Northern Ireland’s abortion laws make me ashamed to be Irish

It’s ridiculous that in 2016 girls are still being prosecuted


When I was a teenager, one of my friends got pregnant. I went to a Catholic convent school, like everyone else I knew, and she was obviously terrified. Not because the school would kick her out – we had a very modern Irish way of letting them wear trousers instead of a skirt with their uniform as their bump grew and pretending nobody was whispering about them behind their back – but because she wanted to go to university, have a normal life, not have a kid. And obviously, because abortion is illegal – still – in Northern Ireland, that means going to England for an abortion. At the time I didn’t know how to handle it. I wasn’t a very good friend. I panicked. I wasn’t there for the huge fights when she finally was able to tell her parents, for the silent flight to England, for the rumours at our school. When we later grew apart I regretted it, because I hadn’t supported her properly, but I could never say that. Because back then, and still now, nobody talks about abortion in Ireland.

Or they do, but in a certain way. The first time I learned, properly, abortion existed, it was from a pro-life stall which set itself up in Belfast city centre. They had a stall – outside Starbucks, in a capital city, in a town centre, because Ireland is modern now – with a life-size foetus diorama. They handed out graphic leaflets, holding the same kind of rhetoric that the Belfast Telegraph released today from the girls who reported their housemate for buying abortion pills online – when they talked about “wee babies” and said things like “He had fingers, little toes. Even now I just have a picture in my mind of it. Its wee foot was perfect”.

This is all pretty familiar chat, to be honest. The horror-film flyers the pro-lifers used to hand out talked about “button noses”, “fully formed little toes”. On the front the leaflets were covered in bloody foetuses cut in half – which weirdly, nobody ever complained about for being too explicit. They held out petitions for disgusted passers-by to sign, making sure we’d never let such horrible things come to Ireland. Before that, another friend had had a pregnancy scare, aged 14. When we went to the family planning clinic with her and she emerged crying hysterically, we assumed the worst. It turned out though, that when she’d asked a disapproving nurse “Am I pregnant”, she had responded “Well, what would you do if you were?”. (She wasn’t, by the way, but was sobbing despite that good news because of the miserable way it was delivered).

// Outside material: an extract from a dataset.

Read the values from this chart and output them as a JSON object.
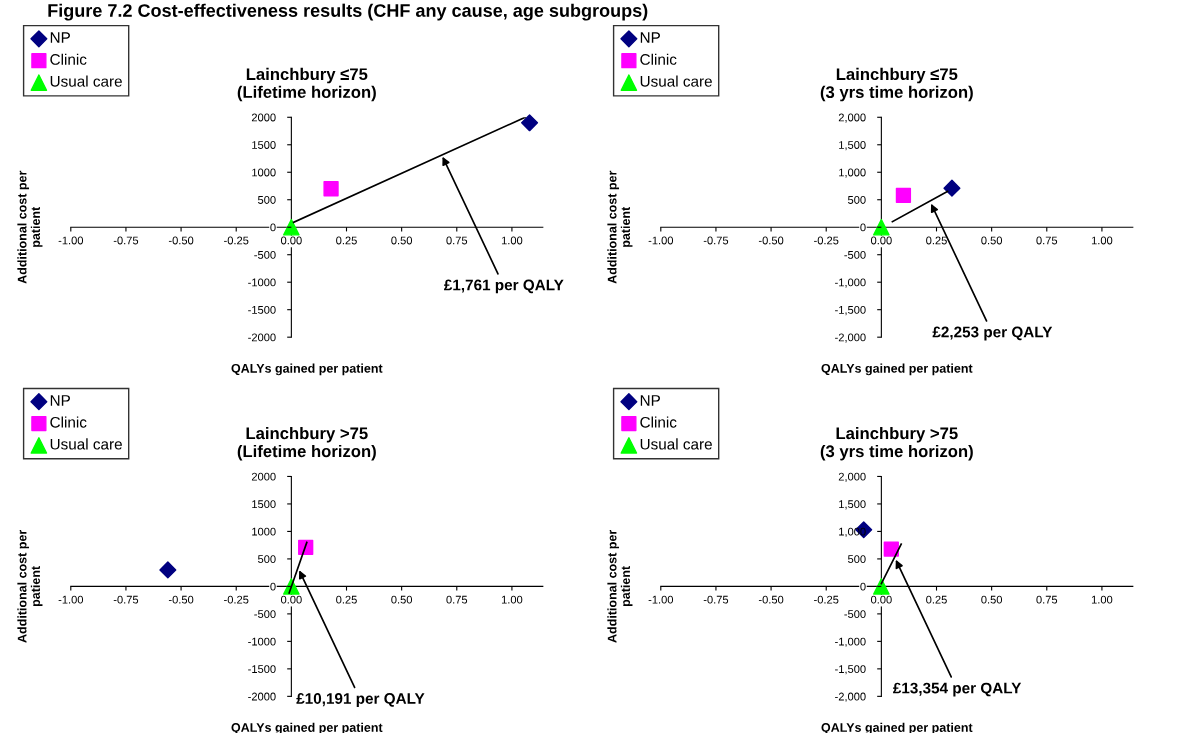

‘The unborn baby boy in this case is the silent victim, the little person pushed aside’

And it wasn’t just fundamentalists and health professionals. The anti-abortion, religious rhetoric seeped into normal people’s attitudes, which I accepted because I was young and didn’t know any better. My granny, who’s elderly and Catholic enough to be allowed to drink the wine at communion, said prayers every night where she blessed the souls of aborted babies, and gave them names, so that they could get into heaven. I had classmates who said it was right when one of our religion teachers stopped another teacher from forming an Amnesty International society at school (because they said abortion was OK when rape was used as a war crime). When my dad, who grew up in England, not Ireland, told me as a teenager that he believed it was a woman’s right to choose, it was a pretty groundbreaking opinion. It’s the attitude that freaked me out when I first had sex, because, realistically, you’re just one split condom or missed pill away from fucking everything up. Just like the girl who was given a suspended sentence, I wouldn’t have been able to raise the money to go to England for an abortion. It’s terrifying to think how quickly your life can be completely ruined by an unwanted pregnancy, just because you live in the wrong part of the UK.

OK, you’re thinking. Well that was years ago. That was while I was still at school. Things get better. But in Northern Ireland, they don’t really, to be honest, not for women, not while abortion is a mortal sin. When I was at uni at QUB the Marie Stopes clinic opened, and every day I would walk past a small but loud crowd of fundamentalists who would try to stop girls going inside. When a woman in the Republic of Ireland tried to get an abortion, she was told “this is a Catholic country” before dying of septicaemia. When we talked about abortion on one of Belfast’s biggest talk shows, this was the most civilised part of the discussion:

It makes me angry, and disgusted, and most of all it makes me embarrassed. I’m proud to be Irish, and I spend more and more time, now that I live outside Ireland, defending that. I was proud and emotional with everyone else when the Republic passed their equal marriage bill last year. I get annoyed when people make Irish jokes, I tell everyone how much we’ve moved on from refusing to supply cakes for gay people who want to get married or whatever other shitty thing we’re in the news for, but I can’t defend our abortion laws. As an Irish woman, they make us look backwards and bigoted. Our abortion laws don’t help Irish women. They didn’t help the girls I knew, and they didn’t help this girl by giving her a suspended sentence.